Évidemment, la Gaspésie est moins bien servie parce que la région ne génère pas le même achalandage que l’on peut observer sur la Côte-Nord, en Abitibi ou au Saguenay–Lac-Saint-Jean, où de nombreuses grandes sociétés minières ou forestières sont actives et où des transporteurs dynamiques comme Air Creebec ou Air Inuit viennent générer davantage de concurrence.

« Les gens n’ont pas les moyens de prendre l’avion en Gaspésie. Le principal client des compagnies aériennes, c’est le gouvernement, les fonctionnaires qui ne regardent pas les prix et qui profitent même des prix élevés pour accumuler des points voyage, ou des personnes qui doivent obtenir des services de santé et qui vont se faire rembourser.

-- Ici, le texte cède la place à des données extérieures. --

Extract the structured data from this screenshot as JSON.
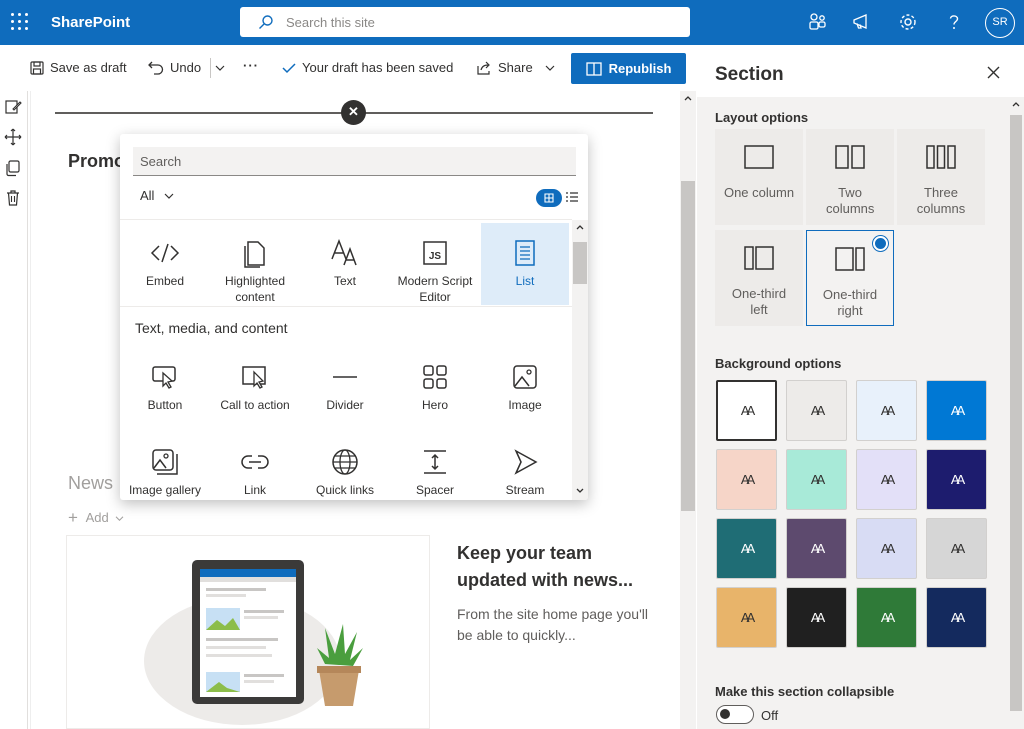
{
  "topbar": {
    "brand": "SharePoint",
    "search_placeholder": "Search this site",
    "avatar_initials": "SR",
    "icons": [
      "app-launcher-icon",
      "teams-icon",
      "megaphone-icon",
      "gear-icon",
      "help-icon"
    ]
  },
  "commandbar": {
    "save_draft": "Save as draft",
    "undo": "Undo",
    "more": "···",
    "status": "Your draft has been saved",
    "share": "Share",
    "republish": "Republish"
  },
  "canvas": {
    "promo_heading": "Promo",
    "news_heading": "News",
    "add_label": "Add",
    "news_title": "Keep your team updated with news...",
    "news_body": "From the site home page you'll be able to quickly..."
  },
  "picker": {
    "search_placeholder": "Search",
    "filter": "All",
    "section_heading": "Text, media, and content",
    "top_row": [
      {
        "label": "Embed",
        "icon": "embed-icon"
      },
      {
        "label": "Highlighted content",
        "icon": "highlighted-content-icon"
      },
      {
        "label": "Text",
        "icon": "text-icon"
      },
      {
        "label": "Modern Script Editor",
        "icon": "script-editor-icon"
      },
      {
        "label": "List",
        "icon": "list-icon",
        "selected": true
      }
    ],
    "row2": [
      {
        "label": "Button",
        "icon": "button-icon"
      },
      {
        "label": "Call to action",
        "icon": "call-to-action-icon"
      },
      {
        "label": "Divider",
        "icon": "divider-icon"
      },
      {
        "label": "Hero",
        "icon": "hero-icon"
      },
      {
        "label": "Image",
        "icon": "image-icon"
      }
    ],
    "row3": [
      {
        "label": "Image gallery",
        "icon": "image-gallery-icon"
      },
      {
        "label": "Link",
        "icon": "link-icon"
      },
      {
        "label": "Quick links",
        "icon": "globe-icon"
      },
      {
        "label": "Spacer",
        "icon": "spacer-icon"
      },
      {
        "label": "Stream",
        "icon": "stream-icon"
      }
    ]
  },
  "panel": {
    "title": "Section",
    "layout_label": "Layout options",
    "layouts": [
      {
        "label": "One column"
      },
      {
        "label": "Two columns"
      },
      {
        "label": "Three columns"
      },
      {
        "label": "One-third left"
      },
      {
        "label": "One-third right",
        "selected": true
      }
    ],
    "background_label": "Background options",
    "tile_glyph": "AA",
    "backgrounds": [
      {
        "color": "#ffffff",
        "selected": true
      },
      {
        "color": "#edebe9"
      },
      {
        "color": "#e8f1fb"
      },
      {
        "color": "#0078d4"
      },
      {
        "color": "#f6d5c8"
      },
      {
        "color": "#a8ead8"
      },
      {
        "color": "#e3e0f8"
      },
      {
        "color": "#1d1c6e"
      },
      {
        "color": "#1f6d75"
      },
      {
        "color": "#5d4a6e"
      },
      {
        "color": "#d8dcf4"
      },
      {
        "color": "#d6d6d6"
      },
      {
        "color": "#e8b46a"
      },
      {
        "color": "#202020"
      },
      {
        "color": "#2f7a38"
      },
      {
        "color": "#142a5e"
      }
    ],
    "collapsible_label": "Make this section collapsible",
    "toggle_state": "Off"
  }
}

C’est 70 % de l’achalandage », calcule Gaétan Lelièvre.

À cet égard, Québec aurait avantage à lancer des appels d’offres pour obtenir les meilleurs prix pour ses propres achats et considérer un prix plafond pour les citoyens qui doivent prendre l’avion.

Le consultant souligne que le Québec représente 23 % de la population canadienne, mais que sa desserte aérienne régionale ne représente que 10 % du total de passagers intrarégionaux au Canada, ce qui marque un manque à gagner de 50 %.

L’Institut de recherche en économie contemporaine (IREC) a récemment calculé que le service aérien régional déficient au Québec prive l’État de 3,8 milliards de dollars de valorisation de son PIB et que si on occupait le ciel correctement, ce sont 800 millions additionnels de TVQ que le gouvernement pourrait récolter sur la vente de billets d’avion.

Le consultant Lelièvre ne cache pas que l’arrivée d’un projet de coopérative aérienne comme celui proposé par les promoteurs de la société TREQ devrait être sérieusement étudiée et permettrait de corriger les lacunes qui freinent le développement et le potentiel des régions.